Simon Shaheen celebrates 20th anniversary of Arabic Music Retreat at Harvard Club
Simon Shaheen and the Arabic Music Retreat Ensemble at the Harvard Club
Jim Be
After building his Arabic Music Retreat over the last 20 years, top Arabic oud(lute) player and violinist Simon Shaheen is looking to increase its achievements with a scholarship program.
Shaheen hosted the Arabic Music Retreat’s 20th Anniversary Gala 1997-2016 Saturday night at New York’s Harvard Club, the event featuring an auction and performances by the Arabic Music Retreat Ensemble, comprised of 14 musicians representing 12 nationalities.
The main auction item was a beautifully detailed classical oud, made by Hanna Nahhat in Damascus in 1929 and described as “the Stradivarius of ouds.” While the instrument was valued at $20,000, Shaheen’s brother Najib Shaheen, who plays oud in his brother’s groups and also is a major restorer of old ouds, said that if it were a comparable Western instrument, it would be appraised at $4,000,000.

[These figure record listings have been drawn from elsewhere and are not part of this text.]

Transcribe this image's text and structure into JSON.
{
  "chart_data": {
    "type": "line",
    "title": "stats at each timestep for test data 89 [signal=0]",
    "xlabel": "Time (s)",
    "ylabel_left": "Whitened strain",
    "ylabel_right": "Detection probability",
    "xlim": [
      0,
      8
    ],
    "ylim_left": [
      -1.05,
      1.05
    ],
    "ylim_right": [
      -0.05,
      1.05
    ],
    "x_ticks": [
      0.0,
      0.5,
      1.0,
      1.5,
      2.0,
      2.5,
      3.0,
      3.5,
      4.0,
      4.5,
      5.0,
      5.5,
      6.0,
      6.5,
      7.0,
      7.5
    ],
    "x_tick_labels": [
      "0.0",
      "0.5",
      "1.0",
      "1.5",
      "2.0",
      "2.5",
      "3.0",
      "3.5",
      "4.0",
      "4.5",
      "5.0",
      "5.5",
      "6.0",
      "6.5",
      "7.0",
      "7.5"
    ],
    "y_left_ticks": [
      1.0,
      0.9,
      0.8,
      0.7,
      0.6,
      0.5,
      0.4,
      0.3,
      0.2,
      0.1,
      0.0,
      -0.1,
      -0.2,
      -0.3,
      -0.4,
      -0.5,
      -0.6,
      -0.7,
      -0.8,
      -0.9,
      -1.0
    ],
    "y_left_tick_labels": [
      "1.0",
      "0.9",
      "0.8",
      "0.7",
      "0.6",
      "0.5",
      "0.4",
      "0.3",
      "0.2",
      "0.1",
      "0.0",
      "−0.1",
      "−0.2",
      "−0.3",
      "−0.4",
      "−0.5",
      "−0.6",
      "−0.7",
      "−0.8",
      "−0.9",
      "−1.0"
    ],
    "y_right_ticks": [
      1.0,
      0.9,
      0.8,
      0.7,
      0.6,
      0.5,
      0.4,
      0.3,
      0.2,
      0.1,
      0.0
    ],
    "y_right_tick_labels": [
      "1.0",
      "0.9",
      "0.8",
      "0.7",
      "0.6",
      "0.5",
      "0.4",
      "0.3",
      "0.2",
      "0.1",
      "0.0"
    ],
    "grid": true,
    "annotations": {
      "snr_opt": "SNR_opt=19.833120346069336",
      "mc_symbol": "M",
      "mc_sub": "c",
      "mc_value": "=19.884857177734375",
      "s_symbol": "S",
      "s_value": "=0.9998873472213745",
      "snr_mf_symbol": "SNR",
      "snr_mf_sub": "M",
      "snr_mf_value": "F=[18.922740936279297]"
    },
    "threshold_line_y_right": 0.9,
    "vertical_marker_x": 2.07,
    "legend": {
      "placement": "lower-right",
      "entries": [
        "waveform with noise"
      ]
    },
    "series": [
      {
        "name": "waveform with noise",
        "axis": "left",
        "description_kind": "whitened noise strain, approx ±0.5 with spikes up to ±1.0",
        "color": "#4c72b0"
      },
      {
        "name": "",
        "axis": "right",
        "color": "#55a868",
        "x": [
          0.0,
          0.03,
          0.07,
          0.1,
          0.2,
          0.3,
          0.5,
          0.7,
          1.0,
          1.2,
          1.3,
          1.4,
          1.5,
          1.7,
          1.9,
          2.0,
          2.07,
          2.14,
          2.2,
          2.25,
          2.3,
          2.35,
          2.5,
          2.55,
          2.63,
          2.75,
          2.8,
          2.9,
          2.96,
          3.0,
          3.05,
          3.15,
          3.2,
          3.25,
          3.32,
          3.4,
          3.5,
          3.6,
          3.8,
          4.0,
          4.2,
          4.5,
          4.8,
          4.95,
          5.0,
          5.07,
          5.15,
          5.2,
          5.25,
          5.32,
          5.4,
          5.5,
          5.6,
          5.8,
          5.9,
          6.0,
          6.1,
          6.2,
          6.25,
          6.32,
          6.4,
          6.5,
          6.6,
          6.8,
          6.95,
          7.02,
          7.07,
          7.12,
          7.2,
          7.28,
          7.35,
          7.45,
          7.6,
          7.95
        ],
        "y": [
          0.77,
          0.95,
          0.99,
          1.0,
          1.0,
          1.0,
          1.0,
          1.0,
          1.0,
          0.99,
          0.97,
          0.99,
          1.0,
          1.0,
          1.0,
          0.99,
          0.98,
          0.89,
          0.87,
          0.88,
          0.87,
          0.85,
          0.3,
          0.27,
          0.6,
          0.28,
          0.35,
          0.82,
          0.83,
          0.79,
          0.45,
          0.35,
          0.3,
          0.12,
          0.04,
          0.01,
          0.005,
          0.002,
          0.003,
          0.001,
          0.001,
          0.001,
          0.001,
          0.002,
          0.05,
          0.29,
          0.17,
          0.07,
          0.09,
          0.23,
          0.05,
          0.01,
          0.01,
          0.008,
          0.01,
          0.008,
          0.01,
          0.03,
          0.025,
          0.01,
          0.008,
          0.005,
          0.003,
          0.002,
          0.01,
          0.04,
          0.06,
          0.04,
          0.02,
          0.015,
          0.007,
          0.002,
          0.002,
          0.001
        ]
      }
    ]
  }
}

Shaheen and an international faculty of 11 instructors have been conducting the week-long Arabic Music Retreat every summer since 1997 at Mt. Holyoke College in Western Massachusetts. The retreat has introduced nearly 1,800 musicians, educators, composers and performers from around the world to the rich cultural heritage of Arabic music.
“The retreat is part of my educational mission to teach participants about Arabic music in its truest, most sincere form,” said Palestinian-American Shaheen, who lives in Brooklyn and teaches at Berklee College of Music in Boston. The funds raised from the gala will support an endowment fund for scholarships, enabling applicants to carry the Arab musical heritage forward.”
Another goal of the Arabic Music Retreat is to ensure Arabic music’s “rightful place in world music and art,” noted Shaheen.
“There’s no home for Arabic music in the U.S.,” he said, adding that the retreat provides “a musical/cultural oasis and social community crossing many boundaries and uniting many cultures and generations of musicians.” Besides expanding the retreat’s mission, he noted, the endowment will “give the message to the world that here is something you should pay attention to.”
The auction, which featured a solo performance by Shaheen on the Nahhat oud, was conducted by the very funny Arab-American comedian Amer Zahr, himself an alumnus of the Arabic Music Retreat who credited it for bringing him “back to my roots.”
“It’s one institution that’s also influenced the direction of music in the Middle East itself,” said Zahr.
The 21st annual Arabic Music Retreat is scheduled Aug. 12-19, 2017.